One more cup of coffee – Bob Dylan (Bob Dylan). Uma obra de arte! A letra melancólica sobre a despedida de um relacionamento sem futuro, expressada por “mais uma xícara de café”, e o arranjo que lembra uma música cigana, fazem a gente agradecer pela mente brilhante desse gênio.
Elephant gun – Beirut (Zach Condon). Famosa como a trilha sonora da minissérie “Capitu”, dirigida por Luiz Fernando de Carvalho e exibida pela Globo em 2008, é uma dessas canções que tocam fundo. As “armas para elefante” são usadas para abater elefantes, claro. Mas que elefantes são esses? É a metáfora dos sonhos que vamos abandonando durante a vida. Profunda demais…
Build – The Housemartins (Ian Peter Cullimore/ Paul Heaton). Conhecida como “melô do papel”, por conta da repetição do “bã-bã-bã-bã-build” que soa como “pa-pa-pa-pa-pel” no refrão, é uma canção de vanguarda. Lançada na década de 80, aborda a necessidade que o homem tem de construir: uma casa para morar, uma estrada para percorrer, enfim… Ressalto: em um tempo no qual as bandas não tinham ativismo! Vale a pena conhecer!
Take me home – Concrete Blonde (James Mankey/ Johnette Napolitano). Uma pérola do rock! “Então, não chore… vai deixar rugas ao redor dos seus olhos. Tente não viver a vida tão sozinho. E se eu ver você ficar louco pelo fundo da garrafa, eu vou te levar para casa.” A guitarra parece estremecer à tristeza da vocalista Johnette Napolitano, que compôs a letra em um desabafo sobre a sua luta contra o alcoolismo. A música nos transporta para o universo poético dessa grande artista.
If love is the law – Noel Gallagher’s High Flying Birds (Noel Gallagher). Um British rock com direito à gaita de boca e tudo! “Eu navego em mares tempestuosos/ mas não consigo encontrar a costa.” Ah, Noel… Nós te oferecemos nosso cais!
The passenger – Iggy Pop (James Newell Osterberg/ Ricky Gardiner). Clássico atemporal do mestre Iggy Pop. É aquela música convidativa. Dá vontade de pegar o carro na madrugada e sair dirigindo sem rumo enquanto a cidade dorme. Apreciem com moderação, a gasolina está cara!

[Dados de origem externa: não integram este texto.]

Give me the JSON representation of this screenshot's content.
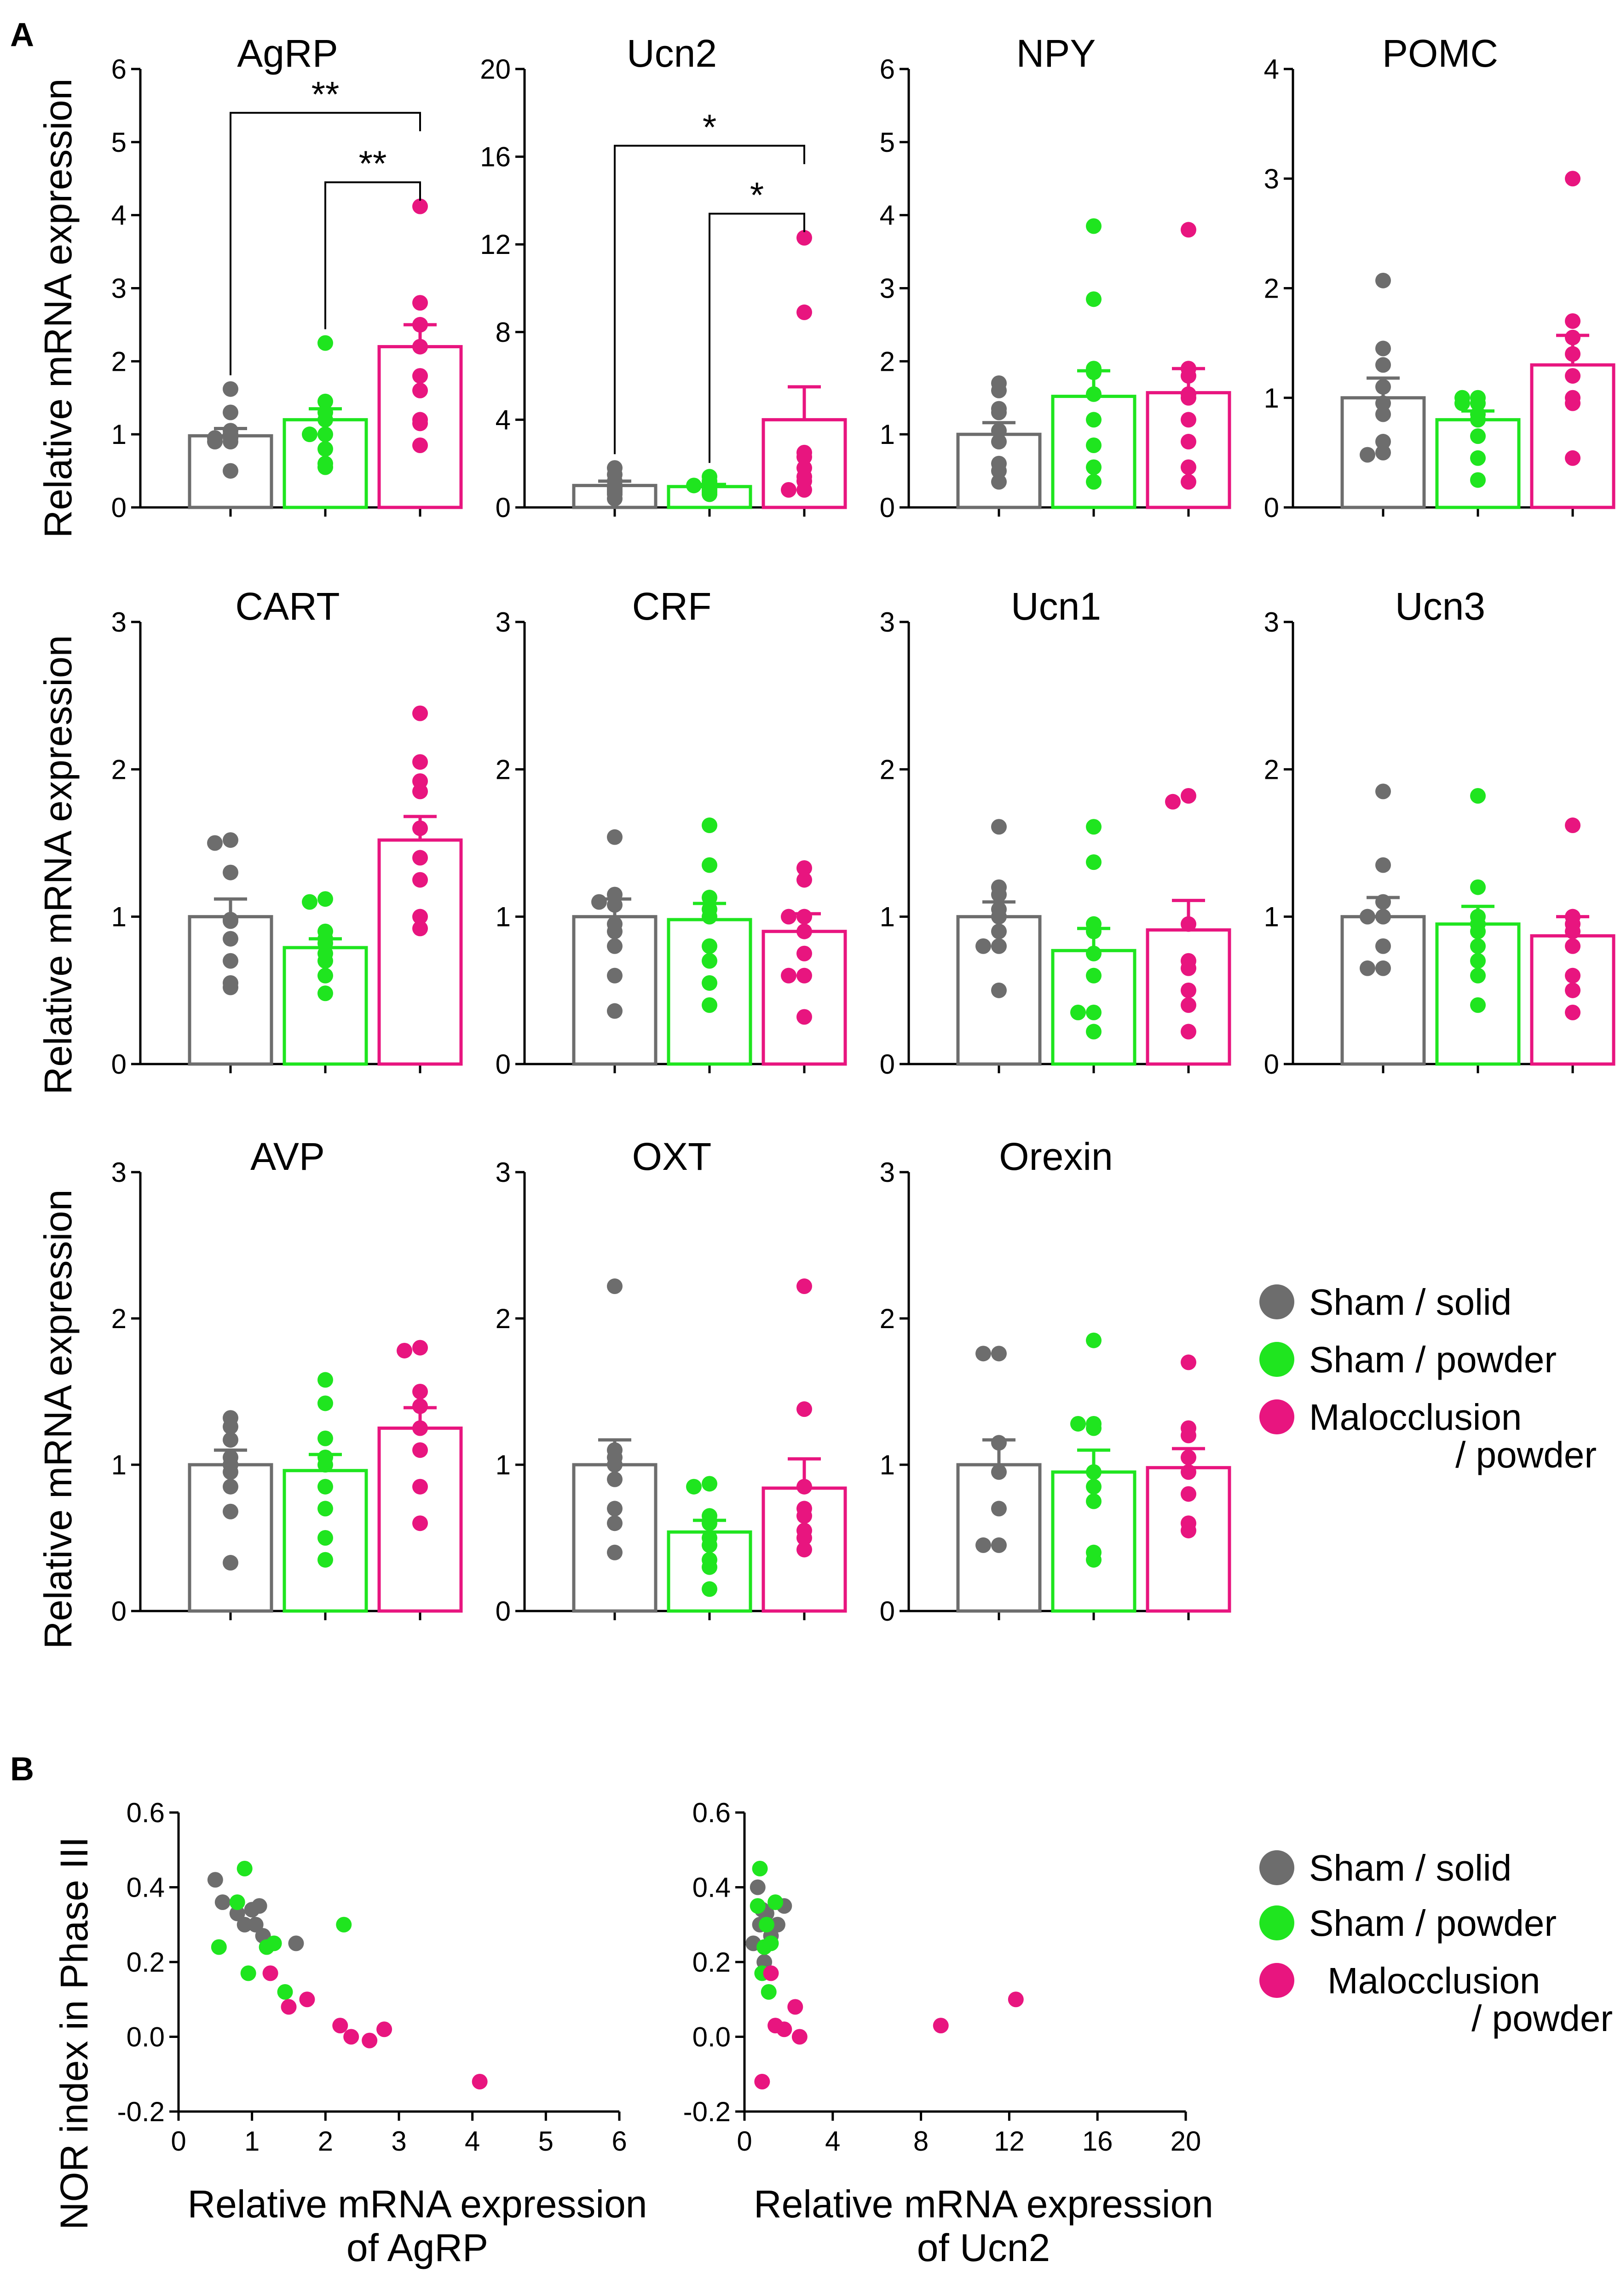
{
  "figure": {
    "panel_a_label": "A",
    "panel_b_label": "B",
    "ylabel_a": "Relative mRNA expression",
    "ylabel_b": "NOR index in Phase III"
  },
  "colors": {
    "sham_solid": "#6d6d6d",
    "sham_powder": "#1fe51f",
    "malocclusion_powder": "#e8157f"
  },
  "legend": {
    "items": [
      {
        "label": "Sham / solid",
        "color": "#6d6d6d"
      },
      {
        "label": "Sham / powder",
        "color": "#1fe51f"
      },
      {
        "label": "Malocclusion",
        "label2": "/ powder",
        "color": "#e8157f"
      }
    ]
  },
  "chart_data": [
    {
      "type": "bar",
      "title": "AgRP",
      "ylabel": "Relative mRNA expression",
      "ylim": [
        0,
        6
      ],
      "yticks": [
        "0",
        "1",
        "2",
        "3",
        "4",
        "5",
        "6"
      ],
      "groups": [
        "Sham / solid",
        "Sham / powder",
        "Malocclusion / powder"
      ],
      "means": [
        0.98,
        1.2,
        2.2
      ],
      "sem": [
        0.1,
        0.15,
        0.3
      ],
      "points": [
        [
          1.62,
          1.3,
          1.05,
          1.0,
          0.95,
          0.95,
          0.9,
          0.9,
          0.5
        ],
        [
          2.25,
          1.45,
          1.3,
          1.2,
          1.0,
          1.0,
          0.8,
          0.6,
          0.55
        ],
        [
          4.12,
          2.8,
          2.5,
          2.2,
          1.8,
          1.6,
          1.2,
          1.15,
          0.85
        ]
      ],
      "significance": [
        {
          "from": 0,
          "to": 2,
          "label": "**",
          "y": 5.4
        },
        {
          "from": 1,
          "to": 2,
          "label": "**",
          "y": 4.45
        }
      ]
    },
    {
      "type": "bar",
      "title": "Ucn2",
      "ylabel": "Relative mRNA expression",
      "ylim": [
        0,
        20
      ],
      "yticks": [
        "0",
        "4",
        "8",
        "12",
        "16",
        "20"
      ],
      "groups": [
        "Sham / solid",
        "Sham / powder",
        "Malocclusion / powder"
      ],
      "means": [
        1.0,
        0.95,
        4.0
      ],
      "sem": [
        0.2,
        0.1,
        1.5
      ],
      "points": [
        [
          1.8,
          1.5,
          1.2,
          1.0,
          0.9,
          0.8,
          0.7,
          0.6,
          0.4
        ],
        [
          1.4,
          1.2,
          1.1,
          1.0,
          1.0,
          0.9,
          0.8,
          0.7,
          0.6
        ],
        [
          12.3,
          8.9,
          2.5,
          2.3,
          1.8,
          1.4,
          1.2,
          0.8,
          0.8
        ]
      ],
      "significance": [
        {
          "from": 0,
          "to": 2,
          "label": "*",
          "y": 16.5
        },
        {
          "from": 1,
          "to": 2,
          "label": "*",
          "y": 13.4
        }
      ]
    },
    {
      "type": "bar",
      "title": "NPY",
      "ylabel": "Relative mRNA expression",
      "ylim": [
        0,
        6
      ],
      "yticks": [
        "0",
        "1",
        "2",
        "3",
        "4",
        "5",
        "6"
      ],
      "groups": [
        "Sham / solid",
        "Sham / powder",
        "Malocclusion / powder"
      ],
      "means": [
        1.0,
        1.52,
        1.57
      ],
      "sem": [
        0.16,
        0.35,
        0.33
      ],
      "points": [
        [
          1.7,
          1.6,
          1.35,
          1.3,
          1.05,
          0.9,
          0.6,
          0.5,
          0.35
        ],
        [
          3.85,
          2.85,
          1.9,
          1.85,
          1.55,
          1.2,
          0.85,
          0.55,
          0.35
        ],
        [
          3.8,
          1.9,
          1.8,
          1.55,
          1.5,
          1.2,
          0.9,
          0.55,
          0.35
        ]
      ],
      "significance": []
    },
    {
      "type": "bar",
      "title": "POMC",
      "ylabel": "Relative mRNA expression",
      "ylim": [
        0,
        4
      ],
      "yticks": [
        "0",
        "1",
        "2",
        "3",
        "4"
      ],
      "groups": [
        "Sham / solid",
        "Sham / powder",
        "Malocclusion / powder"
      ],
      "means": [
        1.0,
        0.8,
        1.3
      ],
      "sem": [
        0.18,
        0.08,
        0.27
      ],
      "points": [
        [
          2.07,
          1.45,
          1.3,
          1.1,
          0.95,
          0.85,
          0.6,
          0.5,
          0.48
        ],
        [
          1.0,
          1.0,
          0.95,
          0.95,
          0.85,
          0.8,
          0.65,
          0.45,
          0.25
        ],
        [
          3.0,
          1.7,
          1.55,
          1.4,
          1.2,
          1.0,
          0.95,
          0.45
        ]
      ],
      "significance": []
    },
    {
      "type": "bar",
      "title": "CART",
      "ylabel": "Relative mRNA expression",
      "ylim": [
        0,
        3
      ],
      "yticks": [
        "0",
        "1",
        "2",
        "3"
      ],
      "groups": [
        "Sham / solid",
        "Sham / powder",
        "Malocclusion / powder"
      ],
      "means": [
        1.0,
        0.79,
        1.52
      ],
      "sem": [
        0.12,
        0.06,
        0.16
      ],
      "points": [
        [
          1.52,
          1.5,
          1.3,
          0.98,
          0.97,
          0.85,
          0.7,
          0.55,
          0.52
        ],
        [
          1.12,
          1.1,
          0.9,
          0.85,
          0.82,
          0.75,
          0.7,
          0.6,
          0.48
        ],
        [
          2.38,
          2.05,
          1.92,
          1.85,
          1.6,
          1.4,
          1.25,
          1.0,
          0.92
        ]
      ],
      "significance": []
    },
    {
      "type": "bar",
      "title": "CRF",
      "ylabel": "Relative mRNA expression",
      "ylim": [
        0,
        3
      ],
      "yticks": [
        "0",
        "1",
        "2",
        "3"
      ],
      "groups": [
        "Sham / solid",
        "Sham / powder",
        "Malocclusion / powder"
      ],
      "means": [
        1.0,
        0.98,
        0.9
      ],
      "sem": [
        0.12,
        0.11,
        0.12
      ],
      "points": [
        [
          1.54,
          1.15,
          1.08,
          1.1,
          0.95,
          0.9,
          0.8,
          0.6,
          0.36
        ],
        [
          1.62,
          1.35,
          1.13,
          1.05,
          1.0,
          0.8,
          0.7,
          0.55,
          0.4
        ],
        [
          1.33,
          1.25,
          1.0,
          1.0,
          0.9,
          0.75,
          0.6,
          0.6,
          0.32
        ]
      ],
      "significance": []
    },
    {
      "type": "bar",
      "title": "Ucn1",
      "ylabel": "Relative mRNA expression",
      "ylim": [
        0,
        3
      ],
      "yticks": [
        "0",
        "1",
        "2",
        "3"
      ],
      "groups": [
        "Sham / solid",
        "Sham / powder",
        "Malocclusion / powder"
      ],
      "means": [
        1.0,
        0.77,
        0.91
      ],
      "sem": [
        0.1,
        0.15,
        0.2
      ],
      "points": [
        [
          1.61,
          1.2,
          1.15,
          1.05,
          1.0,
          0.9,
          0.8,
          0.8,
          0.5
        ],
        [
          1.61,
          1.37,
          0.95,
          0.9,
          0.75,
          0.6,
          0.35,
          0.35,
          0.22
        ],
        [
          1.82,
          1.78,
          0.95,
          0.7,
          0.65,
          0.5,
          0.4,
          0.22
        ]
      ],
      "significance": []
    },
    {
      "type": "bar",
      "title": "Ucn3",
      "ylabel": "Relative mRNA expression",
      "ylim": [
        0,
        3
      ],
      "yticks": [
        "0",
        "1",
        "2",
        "3"
      ],
      "groups": [
        "Sham / solid",
        "Sham / powder",
        "Malocclusion / powder"
      ],
      "means": [
        1.0,
        0.95,
        0.87
      ],
      "sem": [
        0.13,
        0.12,
        0.13
      ],
      "points": [
        [
          1.85,
          1.35,
          1.1,
          1.0,
          1.0,
          0.8,
          0.65,
          0.65
        ],
        [
          1.82,
          1.2,
          1.0,
          0.95,
          0.9,
          0.8,
          0.7,
          0.6,
          0.4
        ],
        [
          1.62,
          1.0,
          0.95,
          0.9,
          0.8,
          0.6,
          0.5,
          0.35
        ]
      ],
      "significance": []
    },
    {
      "type": "bar",
      "title": "AVP",
      "ylabel": "Relative mRNA expression",
      "ylim": [
        0,
        3
      ],
      "yticks": [
        "0",
        "1",
        "2",
        "3"
      ],
      "groups": [
        "Sham / solid",
        "Sham / powder",
        "Malocclusion / powder"
      ],
      "means": [
        1.0,
        0.96,
        1.25
      ],
      "sem": [
        0.1,
        0.11,
        0.14
      ],
      "points": [
        [
          1.32,
          1.26,
          1.17,
          1.05,
          1.0,
          0.95,
          0.85,
          0.68,
          0.33
        ],
        [
          1.58,
          1.42,
          1.18,
          1.05,
          1.0,
          0.85,
          0.7,
          0.5,
          0.35
        ],
        [
          1.8,
          1.78,
          1.5,
          1.4,
          1.25,
          1.1,
          0.85,
          0.6
        ]
      ],
      "significance": []
    },
    {
      "type": "bar",
      "title": "OXT",
      "ylabel": "Relative mRNA expression",
      "ylim": [
        0,
        3
      ],
      "yticks": [
        "0",
        "1",
        "2",
        "3"
      ],
      "groups": [
        "Sham / solid",
        "Sham / powder",
        "Malocclusion / powder"
      ],
      "means": [
        1.0,
        0.54,
        0.84
      ],
      "sem": [
        0.17,
        0.08,
        0.2
      ],
      "points": [
        [
          2.22,
          1.1,
          1.05,
          1.0,
          0.9,
          0.7,
          0.6,
          0.4
        ],
        [
          0.87,
          0.85,
          0.65,
          0.6,
          0.5,
          0.45,
          0.35,
          0.3,
          0.15
        ],
        [
          2.22,
          1.38,
          0.85,
          0.7,
          0.65,
          0.55,
          0.5,
          0.42
        ]
      ],
      "significance": []
    },
    {
      "type": "bar",
      "title": "Orexin",
      "ylabel": "Relative mRNA expression",
      "ylim": [
        0,
        3
      ],
      "yticks": [
        "0",
        "1",
        "2",
        "3"
      ],
      "groups": [
        "Sham / solid",
        "Sham / powder",
        "Malocclusion / powder"
      ],
      "means": [
        1.0,
        0.95,
        0.98
      ],
      "sem": [
        0.17,
        0.15,
        0.13
      ],
      "points": [
        [
          1.76,
          1.76,
          1.15,
          0.95,
          0.7,
          0.45,
          0.45
        ],
        [
          1.85,
          1.28,
          1.28,
          1.25,
          0.95,
          0.85,
          0.75,
          0.4,
          0.35
        ],
        [
          1.7,
          1.25,
          1.2,
          1.05,
          0.95,
          0.8,
          0.6,
          0.55
        ]
      ],
      "significance": []
    },
    {
      "type": "scatter",
      "title": "",
      "xlabel": "Relative mRNA expression",
      "xlabel2": "of AgRP",
      "ylabel": "NOR index in Phase III",
      "xlim": [
        0,
        6
      ],
      "ylim": [
        -0.2,
        0.6
      ],
      "xticks": [
        "0",
        "1",
        "2",
        "3",
        "4",
        "5",
        "6"
      ],
      "yticks": [
        "-0.2",
        "0.0",
        "0.2",
        "0.4",
        "0.6"
      ],
      "series": [
        {
          "name": "Sham / solid",
          "x": [
            0.5,
            0.6,
            0.8,
            0.9,
            1.0,
            1.05,
            1.1,
            1.15,
            1.6
          ],
          "y": [
            0.42,
            0.36,
            0.33,
            0.3,
            0.34,
            0.3,
            0.35,
            0.27,
            0.25
          ]
        },
        {
          "name": "Sham / powder",
          "x": [
            0.55,
            0.8,
            0.9,
            0.95,
            1.2,
            1.3,
            1.45,
            2.25
          ],
          "y": [
            0.24,
            0.36,
            0.45,
            0.17,
            0.24,
            0.25,
            0.12,
            0.3
          ]
        },
        {
          "name": "Malocclusion / powder",
          "x": [
            1.25,
            1.5,
            1.75,
            2.2,
            2.35,
            2.6,
            2.8,
            4.1
          ],
          "y": [
            0.17,
            0.08,
            0.1,
            0.03,
            0.0,
            -0.01,
            0.02,
            -0.12
          ]
        }
      ]
    },
    {
      "type": "scatter",
      "title": "",
      "xlabel": "Relative mRNA expression",
      "xlabel2": "of Ucn2",
      "ylabel": "NOR index in Phase III",
      "xlim": [
        0,
        20
      ],
      "ylim": [
        -0.2,
        0.6
      ],
      "xticks": [
        "0",
        "4",
        "8",
        "12",
        "16",
        "20"
      ],
      "yticks": [
        "-0.2",
        "0.0",
        "0.2",
        "0.4",
        "0.6"
      ],
      "series": [
        {
          "name": "Sham / solid",
          "x": [
            0.4,
            0.6,
            0.7,
            0.8,
            0.9,
            1.0,
            1.2,
            1.5,
            1.8
          ],
          "y": [
            0.25,
            0.4,
            0.3,
            0.34,
            0.2,
            0.33,
            0.27,
            0.3,
            0.35
          ]
        },
        {
          "name": "Sham / powder",
          "x": [
            0.6,
            0.7,
            0.8,
            0.9,
            1.0,
            1.1,
            1.2,
            1.4
          ],
          "y": [
            0.35,
            0.45,
            0.17,
            0.24,
            0.3,
            0.12,
            0.25,
            0.36
          ]
        },
        {
          "name": "Malocclusion / powder",
          "x": [
            0.8,
            1.2,
            1.4,
            1.8,
            2.3,
            2.5,
            8.9,
            12.3
          ],
          "y": [
            -0.12,
            0.17,
            0.03,
            0.02,
            0.08,
            0.0,
            0.03,
            0.1
          ]
        }
      ]
    }
  ]
}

High and dry – Radiohead (Colin Charles Greenwood/ Edward John O’Brien/ Jonathan Richard Guy Greenwood/ Philip James Selway/ Thomas Edward Yorke). O título “Alto e seco” é uma figura de linguagem que em inglês equivale a “desamparado, abandonado.” Apesar de a banda ter ficado mundialmente conhecida por “Fake plastic trees”, “High and dry” é mais suave, bonita, leve. Põe para tocar e aproveita essa belezinha!
Mercy Street – Peter Gabriel (Peter Gabriel). Trata-se de um poema de Anne Sexton, uma poetisa norte-americana que travou uma longa batalha contra a depressão, até suicidar-se em 1974, aos 45 anos. Peter Gabriel levou cerca de seis anos para concluir essa música! Ele queria musicar o poema com alma e dignidade. E conseguiu! O curioso é que o instrumento que dá cadência à música é um triângulo, muito tradicional na cultura nordestina.
La Pachanga – Vilma Palma e vampiros (Jorge Fernando Risso/ Mario Federico Gómez Madoery). Meu povo! Um rock argentino para animar! “La pachanga” significa “a festa”. O interessante é o ponto de vista do argentino sobre uma noitada animada: “Os meninos reclamam se a noite não for longa. As meninas vão embora se o vinho tinto acabar.” Uau! Essa era carimbada nas festinhas anos 90.